Так оно и оказалось: то была соседка Сергеева вдова недавно скончавшегося старого литератора.
— Чего же вы так напугались? — спросил Сергеев в слабой надежде, что искусственный ее испуг вызван не его громогласным и глуповатым в ночной пустынности заявлением.

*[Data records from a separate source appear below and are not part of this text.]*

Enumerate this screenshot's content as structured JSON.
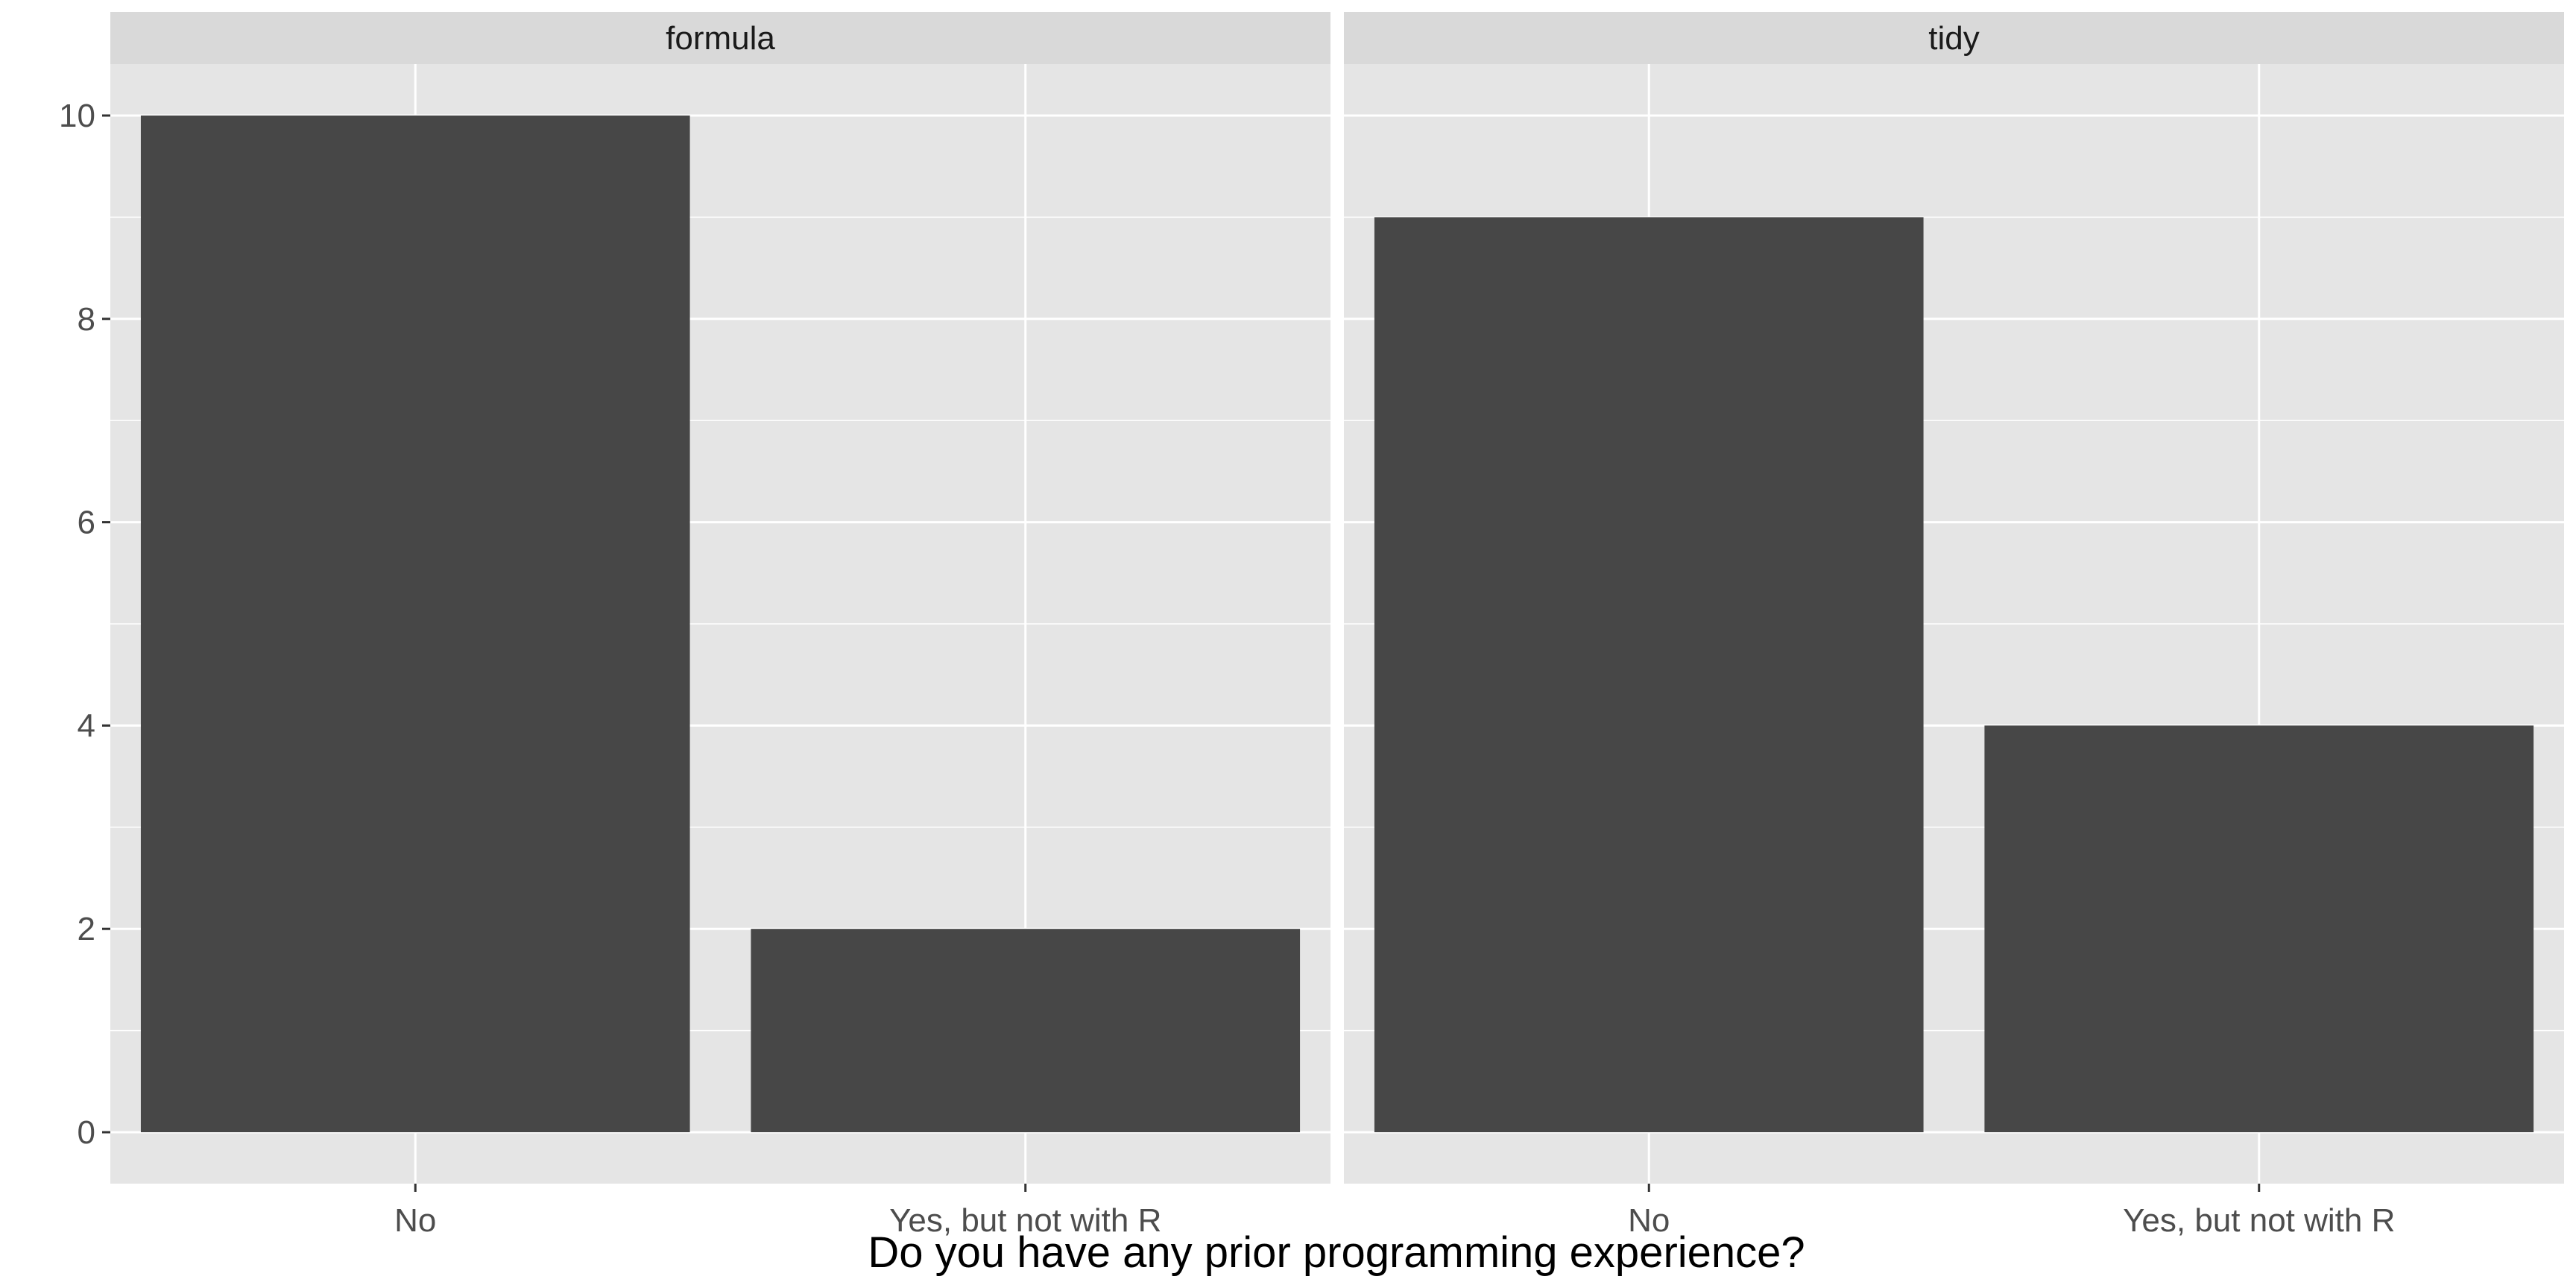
{
  "chart_data": {
    "type": "bar",
    "facet": true,
    "xlabel": "Do you have any prior programming experience?",
    "ylabel": "",
    "ylim": [
      0,
      10.5
    ],
    "yticks": [
      0,
      2,
      4,
      6,
      8,
      10
    ],
    "categories": [
      "No",
      "Yes, but not with R"
    ],
    "panels": [
      {
        "name": "formula",
        "values": [
          10,
          2
        ]
      },
      {
        "name": "tidy",
        "values": [
          9,
          4
        ]
      }
    ],
    "grid": true,
    "colors": {
      "panel_bg": "#e5e5e5",
      "strip_bg": "#d9d9d9",
      "grid": "#ffffff",
      "bar": "#474747"
    }
  }
}
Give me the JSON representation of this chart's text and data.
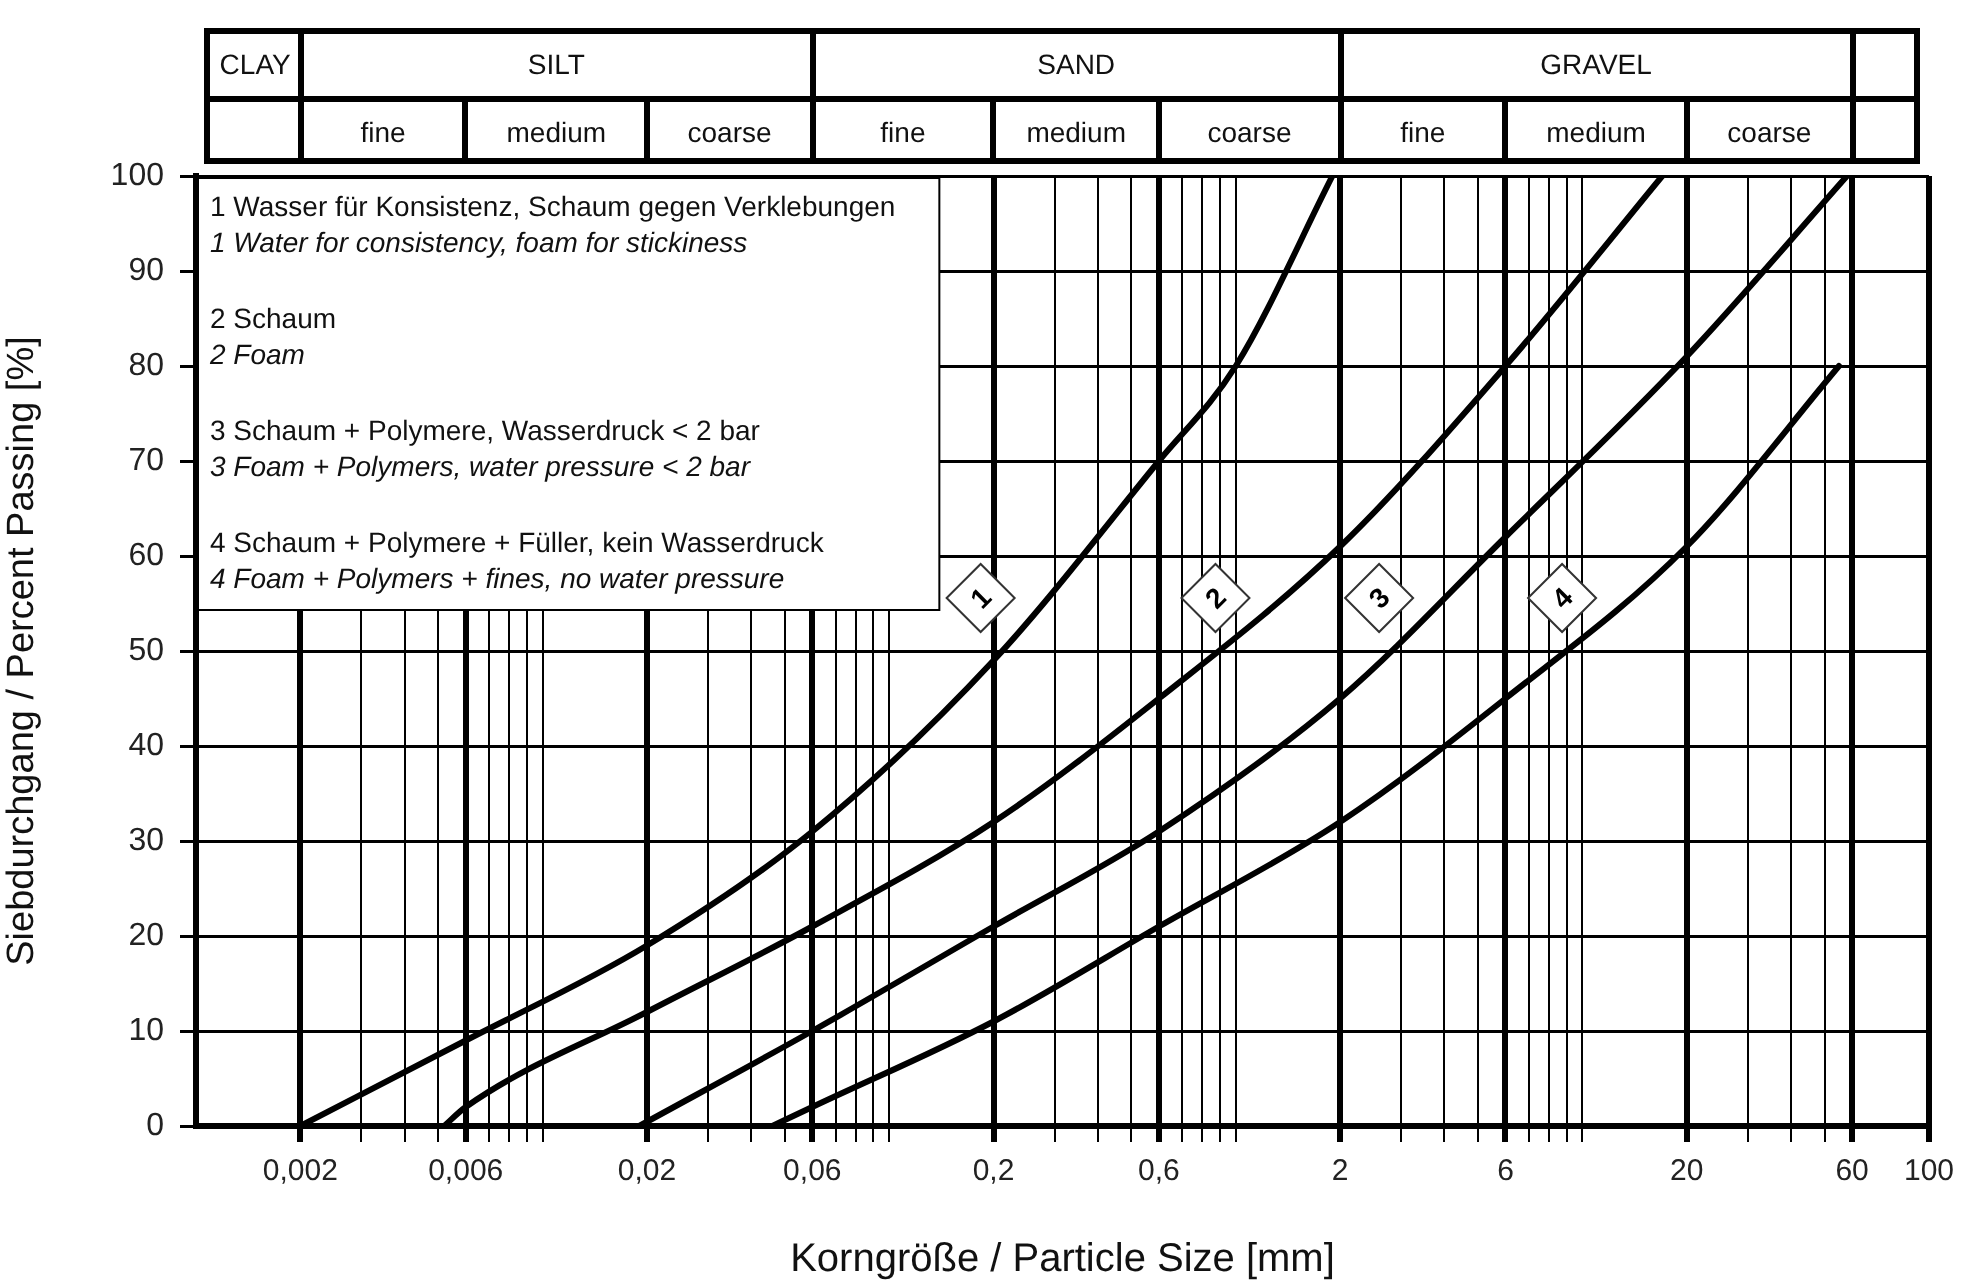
{
  "chart_data": {
    "type": "line",
    "xlabel": "Korngröße / Particle Size [mm]",
    "ylabel": "Siebdurchgang / Percent Passing [%]",
    "log": "x",
    "grid": true,
    "marker": "none",
    "line_style": "solid",
    "xlim": [
      0.001,
      100
    ],
    "ylim": [
      0,
      100
    ],
    "xticks": [
      {
        "value": 0.002,
        "label": "0,002"
      },
      {
        "value": 0.003,
        "label": null
      },
      {
        "value": 0.004,
        "label": null
      },
      {
        "value": 0.005,
        "label": null
      },
      {
        "value": 0.006,
        "label": "0,006"
      },
      {
        "value": 0.007,
        "label": null
      },
      {
        "value": 0.008,
        "label": null
      },
      {
        "value": 0.009,
        "label": null
      },
      {
        "value": 0.01,
        "label": null
      },
      {
        "value": 0.02,
        "label": "0,02"
      },
      {
        "value": 0.03,
        "label": null
      },
      {
        "value": 0.04,
        "label": null
      },
      {
        "value": 0.05,
        "label": null
      },
      {
        "value": 0.06,
        "label": "0,06"
      },
      {
        "value": 0.07,
        "label": null
      },
      {
        "value": 0.08,
        "label": null
      },
      {
        "value": 0.09,
        "label": null
      },
      {
        "value": 0.1,
        "label": null
      },
      {
        "value": 0.2,
        "label": "0,2"
      },
      {
        "value": 0.3,
        "label": null
      },
      {
        "value": 0.4,
        "label": null
      },
      {
        "value": 0.5,
        "label": null
      },
      {
        "value": 0.6,
        "label": "0,6"
      },
      {
        "value": 0.7,
        "label": null
      },
      {
        "value": 0.8,
        "label": null
      },
      {
        "value": 0.9,
        "label": null
      },
      {
        "value": 1,
        "label": null
      },
      2,
      {
        "value": 3,
        "label": null
      },
      {
        "value": 4,
        "label": null
      },
      {
        "value": 5,
        "label": null
      },
      6,
      {
        "value": 7,
        "label": null
      },
      {
        "value": 8,
        "label": null
      },
      {
        "value": 9,
        "label": null
      },
      {
        "value": 10,
        "label": null
      },
      20,
      {
        "value": 30,
        "label": null
      },
      {
        "value": 40,
        "label": null
      },
      {
        "value": 50,
        "label": null
      },
      60,
      100
    ],
    "yticks": [
      0,
      10,
      20,
      30,
      40,
      50,
      60,
      70,
      80,
      90,
      100
    ],
    "series": [
      {
        "name": "1",
        "color": "#000000",
        "x": [
          0.002,
          0.006,
          0.02,
          0.06,
          0.2,
          0.6,
          1,
          1.9
        ],
        "values": [
          0,
          9,
          19,
          31,
          49,
          70,
          80,
          100
        ]
      },
      {
        "name": "2",
        "color": "#000000",
        "x": [
          0.0052,
          0.006,
          0.02,
          0.06,
          0.2,
          0.6,
          2,
          6,
          17
        ],
        "values": [
          0,
          2,
          12,
          21,
          32,
          45,
          61,
          80,
          100
        ]
      },
      {
        "name": "3",
        "color": "#000000",
        "x": [
          0.019,
          0.06,
          0.2,
          0.6,
          2,
          6,
          20,
          58
        ],
        "values": [
          0,
          10,
          21,
          31,
          45,
          62,
          81,
          100
        ]
      },
      {
        "name": "4",
        "color": "#000000",
        "x": [
          0.046,
          0.06,
          0.2,
          0.6,
          2,
          6,
          20,
          55
        ],
        "values": [
          0,
          2,
          11,
          21,
          32,
          45,
          61,
          80
        ]
      }
    ],
    "annotations": [
      "CLAY",
      "SILT",
      "SAND",
      "GRAVEL",
      "fine",
      "medium",
      "coarse",
      "fine",
      "medium",
      "coarse",
      "fine",
      "medium",
      "coarse",
      "1 Wasser für Konsistenz, Schaum gegen Verklebungen",
      "1 Water for consistency, foam for stickiness",
      "2 Schaum",
      "2 Foam",
      "3 Schaum + Polymere, Wasserdruck < 2 bar",
      "3 Foam + Polymers, water pressure < 2 bar",
      "4 Schaum + Polymere + Füller, kein Wasserdruck",
      "4 Foam + Polymers + fines, no water pressure"
    ]
  }
}
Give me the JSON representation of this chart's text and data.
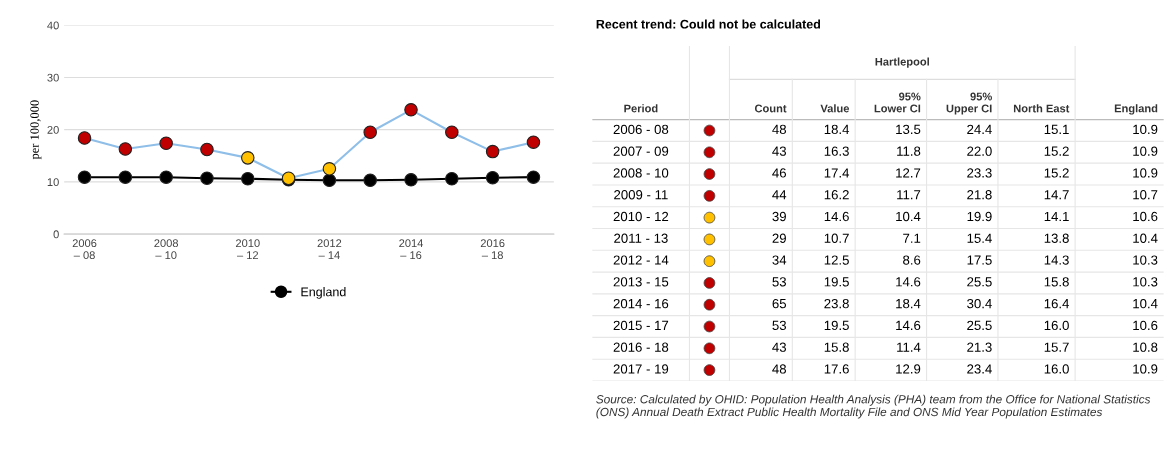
{
  "chart_data": [
    {
      "type": "line",
      "ylabel": "per 100,000",
      "categories": [
        "2006\n– 08",
        null,
        "2008\n– 10",
        null,
        "2010\n– 12",
        null,
        "2012\n– 14",
        null,
        "2014\n– 16",
        null,
        "2016\n– 18",
        null
      ],
      "series": [
        {
          "color": "#8fbfe8",
          "colors": [
            "#c00000",
            "#c00000",
            "#c00000",
            "#c00000",
            "#ffc000",
            "#ffc000",
            "#ffc000",
            "#c00000",
            "#c00000",
            "#c00000",
            "#c00000",
            "#c00000"
          ],
          "values": [
            18.4,
            16.3,
            17.4,
            16.2,
            14.6,
            10.7,
            12.5,
            19.5,
            23.8,
            19.5,
            15.8,
            17.6
          ]
        },
        {
          "name": "England",
          "color": "#000000",
          "values": [
            10.9,
            10.9,
            10.9,
            10.7,
            10.6,
            10.4,
            10.3,
            10.3,
            10.4,
            10.6,
            10.8,
            10.9
          ]
        }
      ],
      "ylim": [
        0,
        40
      ],
      "yticks": [
        0,
        10,
        20,
        30,
        40
      ],
      "grid": "y",
      "legend": "bottom",
      "marker": "circle",
      "line_style": "solid"
    },
    {
      "type": "other",
      "title": "Recent trend: Could not be calculated",
      "annotations": [
        "Hartlepool",
        "Source: Calculated by OHID: Population Health Analysis (PHA) team from the Office for National Statistics (ONS) Annual Death Extract Public Health Mortality File and ONS Mid Year Population Estimates"
      ],
      "categories": [
        "Period",
        null,
        "Count",
        "Value",
        "95%\nLower CI",
        "95%\nUpper CI",
        "North East",
        "England"
      ],
      "y_categories": [
        "2006 - 08",
        "2007 - 09",
        "2008 - 10",
        "2009 - 11",
        "2010 - 12",
        "2011 - 13",
        "2012 - 14",
        "2013 - 15",
        "2014 - 16",
        "2015 - 17",
        "2016 - 18",
        "2017 - 19"
      ],
      "colors": [
        "#c00000",
        "#c00000",
        "#c00000",
        "#c00000",
        "#ffc000",
        "#ffc000",
        "#ffc000",
        "#c00000",
        "#c00000",
        "#c00000",
        "#c00000",
        "#c00000"
      ],
      "cell_labels": [
        [
          "48",
          "18.4",
          "13.5",
          "24.4",
          "15.1",
          "10.9"
        ],
        [
          "43",
          "16.3",
          "11.8",
          "22.0",
          "15.2",
          "10.9"
        ],
        [
          "46",
          "17.4",
          "12.7",
          "23.3",
          "15.2",
          "10.9"
        ],
        [
          "44",
          "16.2",
          "11.7",
          "21.8",
          "14.7",
          "10.7"
        ],
        [
          "39",
          "14.6",
          "10.4",
          "19.9",
          "14.1",
          "10.6"
        ],
        [
          "29",
          "10.7",
          "7.1",
          "15.4",
          "13.8",
          "10.4"
        ],
        [
          "34",
          "12.5",
          "8.6",
          "17.5",
          "14.3",
          "10.3"
        ],
        [
          "53",
          "19.5",
          "14.6",
          "25.5",
          "15.8",
          "10.3"
        ],
        [
          "65",
          "23.8",
          "18.4",
          "30.4",
          "16.4",
          "10.4"
        ],
        [
          "53",
          "19.5",
          "14.6",
          "25.5",
          "16.0",
          "10.6"
        ],
        [
          "43",
          "15.8",
          "11.4",
          "21.3",
          "15.7",
          "10.8"
        ],
        [
          "48",
          "17.6",
          "12.9",
          "23.4",
          "16.0",
          "10.9"
        ]
      ]
    }
  ]
}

Женщина приблизилась, темнота не мешала видеть ее осунувшееся, будто сползшее с костяка лицо и большие глаза, недобро поблескивающие в глубоких провалах. Она сразу и резко сдала после смерти мужа. Казалось, у нее была одна цель: донести остатки своей редкой красоты до его кончины, а там сбросить износившуюся личину и с презрением явить миру безнадежно старый, нищий образ. Умирающий унес ее последнюю красоту, с кладбища возвращалась шекспировская ведьма.
Когда-то, еще в довоенные времена, она была официанткой в Доме журналистов и звали ее Феня. Но девушка, приехавшая в Москву из тамбовской глубинки, быстро сообразила, что с таким именем в столице не проживешь, и по обыкновению тех лет метнулась в крайность. Теперь всем желавшим познакомиться с ней, а в таких не было недостатка, она протягивала дощечкой крупную руку и выпаливала, округлив глаза:
— Флора! — и робко поясняла: Знаете, есть такой цветок.
И
— За последнего мужчину!.. Осталась мошкара.
И тогда все запоздало прозрели…
— Чего я испугалась? — произнесла Флора в своей новой, смиренно-беззащитно-злобной манере, и в звонком ее голосе странно пробились отзвуки командирского сорванного тенора покойного. — Да вас, кого ж еще? Я всех людей боюсь. Не зверей, не змей, не привидений, только людей, живых человечков боюсь пуще смерти.
Это говорилось нарочно для Сергеева, чтобы задеть и вызвать на беспредметный спор, в котором верх всегда одерживает тот, кто говорит гадости. В другое время Сергеев все равно завелся бы, но сейчас в нем дотаивали другие мысли, и он не взял приманку.
— Почему пешком? — спросил он. Флора всегда любила крутить баранку, — бывший кавалерист так и не подчинил руке стального коня, — а сейчас ее привязанность к машине стала маниакальной, она словно хотела умчаться от своей потери, боли, дум, от самой себя.
— А я не из Москвы. Звонить на почту ходила. Небось знаете, как междугородную ждать… Вышла — ни зги, поджилки так и трясутся. Ну-ка кто из-за кустов прянет. Ох!.. — на этот раз с неподдельным испугом вскричала Флора, шарахнувшись от возникшей из орешника темной фигуры.
Сергеев подхватил ее под локоть. Он и сам невольно вздрогнул, хотя не боялся людей ни днем, ни ночью, ни в поле, ни в лесу, ни на пустынной дороге, ни в глухом переулке. Не из чрезмерного доверия к людям или веры в свою защищенность — просто не боялся, без всякие основании.
На бетонку с неприметной в зарослях и тьме боковой тропки выметнулся кто-то в брючках, узенький, субтильный, но не малый ростом, длинноволосый. Девушка в джинсах? Нет — юноша, почти мальчик, с мокрыми, облепившими худенькое, тонкое лицо волосами.
— Не знаете, как в санаторий пройти? — спросил он не совсем переломившимся голосом, прозвучавшим чуть встревоженно.
— Тут много санаториев, — сказал Сергеев.
— Ну, где больные дети… сердечники.
— Так бы и говорил. Иди прямо по дороге, никуда не сворачивай. Войдешь в поселок — там будка и поднятый шлагбаум, ступай дальше, до перекрестка и налево. Упрешься в железные ворота, они не заперты. Санаторий направо, за деревьями видны корпуса.
— Сложно чего-то… — сказал подросток. — Я тут днем был — сразу нашел, а сейчас ничего не узнаю.